Kambiyo Mevzuatındaki “Türkiye’de yerleşik kişiler” tanımında geçen “Kanuni yerleşim yeri”nin tek tanımlandığı düzenleme Türk Medeni Kanunu’nun 21’inci maddesidir. Bu madde dikkate alındığında, velayet altındaki çocuğa ve vesayet altındaki kişilere Türkiye’de yerleşim yeri bulunan bakmakla yükümlü gerçek kişilerin “Türkiye’de yerleşik gerçek kişiler” olduğu sonucu ortaya çıkmaktadır. Bu tanım dışında kalan gerçek kişilerin de “Dışarıda yerleşik gerçek kişiler” kapsamına gireceği aşikardır.

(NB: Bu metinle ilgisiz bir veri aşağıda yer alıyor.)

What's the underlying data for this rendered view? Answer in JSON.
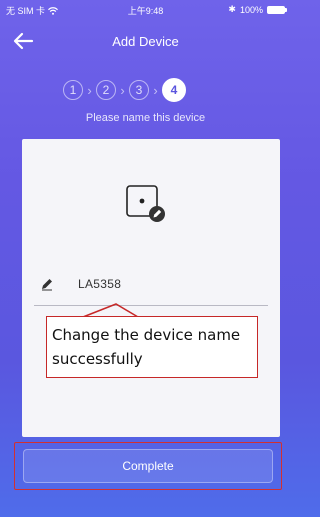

Kambiyo Mevzuatında “Türkiye’de yerleşik kişiler” tanımlamasından amaçlananın, Türk Medeni Kanunu’nun 21’inci maddesindeki kapsamla sınırlı olmadığından şüphemiz yoktur. Ancak mevcut “Kanuni…” ibaresi için düzenlemelerde başka bir tanım yapılmadığından madde düzenlemesini hukuksal olarak yorumladığımızda yukarıda belirttiğimiz sonuç ortaya çıkabilmektedir.
Söz konusu tanımlamanın Kambiyo Mevzuatının arzuladığı kapsamı içermesi için tanımda geçen “kanuni yerleşim yeri” ibaresinin yerini; kanunen kabul edilen, hukuken tanınan yerleşim yerleri anlamında ifade edilebilmesi bakımından “yerleşim yeri” ibaresinin alması gerektiği, bu şekilde yapılacak bir değişiklikle gerçek kişiler açısından “Türkiye’de yerleşik kişiler” tanımının Türk Medeni Kanunu’nun “Yerleşim yeri” için “Tanım” başlıklı 19’uncu maddesi ile “Yasal yerleşim yeri” başlıklı 21’inci maddesini de içine alacak şekilde daha geniş bir alanı kapsayacağı değerlendirilmektedir.